UPL Q1 results: Revenue flat at Rs 9,216 crore, Net loss narrows sharply to Rs 88 crore

UPL Limited reported a notable improvement in its bottom line for the first quarter of FY26, as the company’s consolidated net loss narrowed significantly to ₹880 million, compared to a much steeper loss of ₹3.84 billion in the same period last year. Despite revenue remaining largely flat at ₹9,216 crore versus ₹9,067 crore a year ago, improved pricing, product mix, and operational efficiency contributed to better profitability metrics.

The agrochemical major’s EBITDA rose 26.8% year-on-year to ₹1,396 crore from ₹1,101 crore, with EBITDA margins expanding to 15.15% from 12.14% last year. Contribution margins improved by 390 basis points, aided by higher capacity utilisation and lower input costs.

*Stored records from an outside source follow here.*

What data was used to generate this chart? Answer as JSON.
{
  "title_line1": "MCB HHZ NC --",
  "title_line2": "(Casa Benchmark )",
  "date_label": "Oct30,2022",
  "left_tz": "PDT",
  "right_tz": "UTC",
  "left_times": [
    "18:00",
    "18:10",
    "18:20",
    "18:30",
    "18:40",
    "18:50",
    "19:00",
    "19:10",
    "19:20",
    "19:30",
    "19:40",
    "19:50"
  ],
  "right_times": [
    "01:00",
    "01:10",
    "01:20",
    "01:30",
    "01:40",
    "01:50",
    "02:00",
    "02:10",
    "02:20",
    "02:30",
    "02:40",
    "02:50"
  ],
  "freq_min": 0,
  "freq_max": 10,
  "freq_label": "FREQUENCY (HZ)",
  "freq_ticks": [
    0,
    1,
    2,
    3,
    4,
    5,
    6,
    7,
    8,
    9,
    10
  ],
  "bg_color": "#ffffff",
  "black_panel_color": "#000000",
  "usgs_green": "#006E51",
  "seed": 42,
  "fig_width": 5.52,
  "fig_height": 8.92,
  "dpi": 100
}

Among regional performances, India posted robust revenue growth of 21%, followed by North America and Europe at 8% each. However, Latin America and the rest of the world saw a 10% decline in revenue. At a platform level, Advanta and UPL SAS stood out with 20% and 13% revenue growth respectively.

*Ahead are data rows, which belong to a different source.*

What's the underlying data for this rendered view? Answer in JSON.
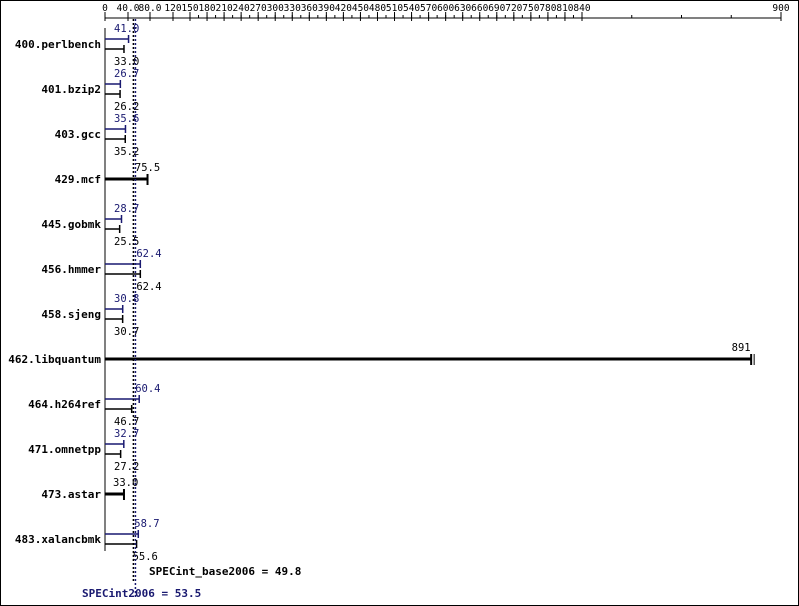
{
  "chart_data": {
    "type": "bar",
    "orientation": "horizontal",
    "xlim": [
      0,
      900
    ],
    "tick_labels": [
      "0",
      "40.0",
      "80.0",
      "120",
      "150",
      "180",
      "210",
      "240",
      "270",
      "300",
      "330",
      "360",
      "390",
      "420",
      "450",
      "480",
      "510",
      "540",
      "570",
      "600",
      "630",
      "660",
      "690",
      "720",
      "750",
      "780",
      "810",
      "840",
      "900"
    ],
    "tick_values": [
      0,
      40,
      80,
      120,
      150,
      180,
      210,
      240,
      270,
      300,
      330,
      360,
      390,
      420,
      450,
      480,
      510,
      540,
      570,
      600,
      630,
      660,
      690,
      720,
      750,
      780,
      810,
      840,
      900
    ],
    "categories": [
      "400.perlbench",
      "401.bzip2",
      "403.gcc",
      "429.mcf",
      "445.gobmk",
      "456.hmmer",
      "458.sjeng",
      "462.libquantum",
      "464.h264ref",
      "471.omnetpp",
      "473.astar",
      "483.xalancbmk"
    ],
    "series": [
      {
        "name": "SPECint2006",
        "color": "#191970",
        "values": [
          41.0,
          26.7,
          35.6,
          null,
          28.7,
          62.4,
          30.8,
          null,
          60.4,
          32.7,
          null,
          58.7
        ],
        "labels": [
          "41.0",
          "26.7",
          "35.6",
          null,
          "28.7",
          "62.4",
          "30.8",
          null,
          "60.4",
          "32.7",
          null,
          "58.7"
        ]
      },
      {
        "name": "SPECint_base2006",
        "color": "#000000",
        "values": [
          33.0,
          26.2,
          35.2,
          75.5,
          25.5,
          62.4,
          30.7,
          891,
          46.7,
          27.2,
          33.0,
          55.6
        ],
        "labels": [
          "33.0",
          "26.2",
          "35.2",
          "75.5",
          "25.5",
          "62.4",
          "30.7",
          "891",
          "46.7",
          "27.2",
          "33.0",
          "55.6"
        ]
      }
    ],
    "reference_lines": [
      {
        "label": "SPECint_base2006 = 49.8",
        "value": 49.8,
        "color": "#000000"
      },
      {
        "label": "SPECint2006 = 53.5",
        "value": 53.5,
        "color": "#191970"
      }
    ]
  }
}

UPL also highlighted a meaningful reduction in its net working capital to 86 days from 121 days last year, and net debt came down by ₹6,129 crore to ₹21,371 crore. The company redeemed perpetual bonds worth ₹3,409 crore in May 2025 and expects to receive the final proceeds of its ongoing rights issue by the end of September.

Management expressed optimism over the company’s long-term strategy, reaffirming their commitment to unlocking value through restructuring, strategic investments, and improved financial discipline.

Disclaimer: This article is for informational purposes only and does not constitute investment advice. Readers are advised to consult with a certified financial advisor before making any investment decisions.